Christophe Fontaine, Olivier Lemaître, délégué syndical CFDT du port de Calais, et Frédéric Jossien, élu au CE du port de Calais, rappellent leur mobilisation, leurs nombreuses interventions et leurs initiatives sur le Brexit avec ses conséquences encore largement inconnues. "Nous réagissons très vivement car, avec ce projet, la Commission européenne prend le risque de "jouer" non seulement avec l’économie portuaire, mais surtout, encore plus à nos yeux, avec les emplois portuaires... Notre priorité en tant que représentants du personnel, c'est la préservation et le développement des emplois, du pouvoir d’achat et la pérennité des ports et de leurs activités". La SEPD, ce sont environ 700 emplois directs sur les ports de Calais et Boulogne-sur-Mer et, dans les ports des Hauts-de-France, ce sont plusieurs milliers d’emplois directs et indirects.

"Une certaine improvisation de l’État"

"Sur le sujet du Brexit, depuis un an et demi, nous n'avons cessé d'alerter le gouvernement, les autorités étatiques, les différentes administrations, les ministères concernés ainsi que les politiques : que ce soit le président de la République, le Premier ministre, les ministres, les députés de nos circonscriptions, les élus locaux et régionaux. Nous avons été écoutés mais pas encore assez entendus a priori. Nous avons tenté de jouer le "jeu" institutionnel et nous continuons d'ailleurs, mais nous avons été les témoins de ce qu'on peut appeler "la navette administrative" : les uns renvoyant sur les autres et inversement. En fait, c’est une manière de botter en touche, de n’apporter aucune réponse. C'est tout au moins notre impression ou notre sentiment aujourd'hui. Pour nous, l'État et le gouvernement français démontrent là une certaine improvisation alors que nous les alertons depuis le début sur le Brexit, sur ses inconnues et ses conséquences néfastes possibles sur l'emplois, l'activité des ports et leur pérennité. Nous avons été reçus mi-juillet au ministère des Transports : personne ne nous a parlé de ce projet, de cette hypothèse d'exclusion des ports français.
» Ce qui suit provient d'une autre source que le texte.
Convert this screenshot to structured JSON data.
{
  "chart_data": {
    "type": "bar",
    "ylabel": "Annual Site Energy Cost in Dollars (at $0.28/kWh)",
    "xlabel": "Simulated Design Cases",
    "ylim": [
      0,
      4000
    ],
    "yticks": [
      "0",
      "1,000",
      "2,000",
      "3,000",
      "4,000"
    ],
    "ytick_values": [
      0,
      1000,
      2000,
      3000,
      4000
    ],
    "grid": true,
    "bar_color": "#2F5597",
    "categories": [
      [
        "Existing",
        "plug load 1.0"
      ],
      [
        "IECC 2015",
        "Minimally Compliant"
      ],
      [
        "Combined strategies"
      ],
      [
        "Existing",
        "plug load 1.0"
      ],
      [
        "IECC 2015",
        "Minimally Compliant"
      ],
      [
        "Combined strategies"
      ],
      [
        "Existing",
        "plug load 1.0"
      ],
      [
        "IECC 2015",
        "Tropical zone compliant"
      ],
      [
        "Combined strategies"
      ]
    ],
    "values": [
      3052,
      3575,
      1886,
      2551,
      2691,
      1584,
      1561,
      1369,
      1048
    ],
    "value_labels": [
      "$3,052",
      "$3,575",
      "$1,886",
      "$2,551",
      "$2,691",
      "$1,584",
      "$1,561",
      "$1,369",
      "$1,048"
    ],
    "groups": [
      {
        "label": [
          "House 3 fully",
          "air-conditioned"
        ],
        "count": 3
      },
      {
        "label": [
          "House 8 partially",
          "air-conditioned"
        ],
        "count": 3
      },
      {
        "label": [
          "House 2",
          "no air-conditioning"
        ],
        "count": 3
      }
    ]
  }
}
On se rend compte aujourd'hui qu'ils n'étaient pas vraiment au courant et surtout qu'ils ne s'attendaient pas à un tel rapport, aussi "orienté". Alors que, dans le même temps et depuis longtemps, l’économie bleue, le développement des ports, l’importance des façades maritimes de la France sont souvent présents dans les discours officiels".
La ministre chargée des Transports, Élisabeth Borne, avait accompli un déplacement officiel sur le Calaisis le 27 juillet 2018. Elle avait visité le poste central de sûreté et les installations du tunnel sous la Manche, le Cross Gris-Nez, chargé notamment de la surveillance du détroit du Pas-de-Calais, un des plus fréquentés au monde, elle a rencontré les équipes de la SNSM. "Mais elle n’a pas prévu ni intégré le port de Calais dans sa visite officielle, ni même le chantier Calais port 2015", relèvent les délégués syndicaux qui se demandent ce qu’il faut en penser alors que ce déplacement concernait le bon fonctionnement des transports en France et avec ses voisins proches, en particulier le Royaume-Uni notamment dans la perspective du Brexit.

Absence d’étude d’impact

Christophe Fontaine poursuit : "Alors qu’il s’agit d’un projet d’ampleur de nouvelle desserte, d’une modification majeure qui est susceptible d'avoir des conséquences sur les ports d’un État membre, le texte de la proposition de la Commission européenne ne fournit aucune raison claire et, en plus, ne prévoit et ne se base sur aucune étude d’impact pour appuyer son rapport. Cela ne peut qu’interpeller lorsqu'on sait les enjeux. Est-ce un oubli (in)volontaire ? Est-ce le résultat d'un lobbying ? De manière provocatrice, on pourrait même se demander à qui profite le "crime" ? En tout cas, dans ce texte, l’Europe privilégie clairement les ports belges et néerlandais. Contrairement à la France, le lobbying des Belges et des Hollandais semble avoir été pour l'instant beaucoup plus efficace. On s’interroge d’ailleurs : est-ce lié aux négociations conduites dans le cadre du Brexit ? Est-ce le résultat d’autre chose ? Les véritables raisons nous semblent pour le moins obscures. Et les quelques arguments à peine évoqués dans le rapport nous semblent assez fallacieux. Pour nous, un des messages subliminaux derrière ce projet, c’est que la Commission européenne semble reconnaître officiellement qu'elle est davantage complaisante avec les ports de la Belgique et des Pays-Bas qu'avec ceux de la France, alors que les ports de ces pays connaissent des phénomènes de congestion également. À travers le texte tel qu'il est rédigé et orienté aujourd'hui, nous estimons que ce projet fait le choix, en filigrane, du dumping social, de la discrimination et de la concurrence déloyale. Face à cela, les ports français doivent être unis et réagir. Et c’est le cas. Sinon, quelle sera la prochaine étape ? Quel sera le prochain coup porté ? Nous souhaitons obtenir des garanties formelles pour nos ports. Ce que nous voulons c’est l’amendement ou le rejet du projet de règlement. À force de ne pas anticiper, de ne pas réagir, on ne peut que subir".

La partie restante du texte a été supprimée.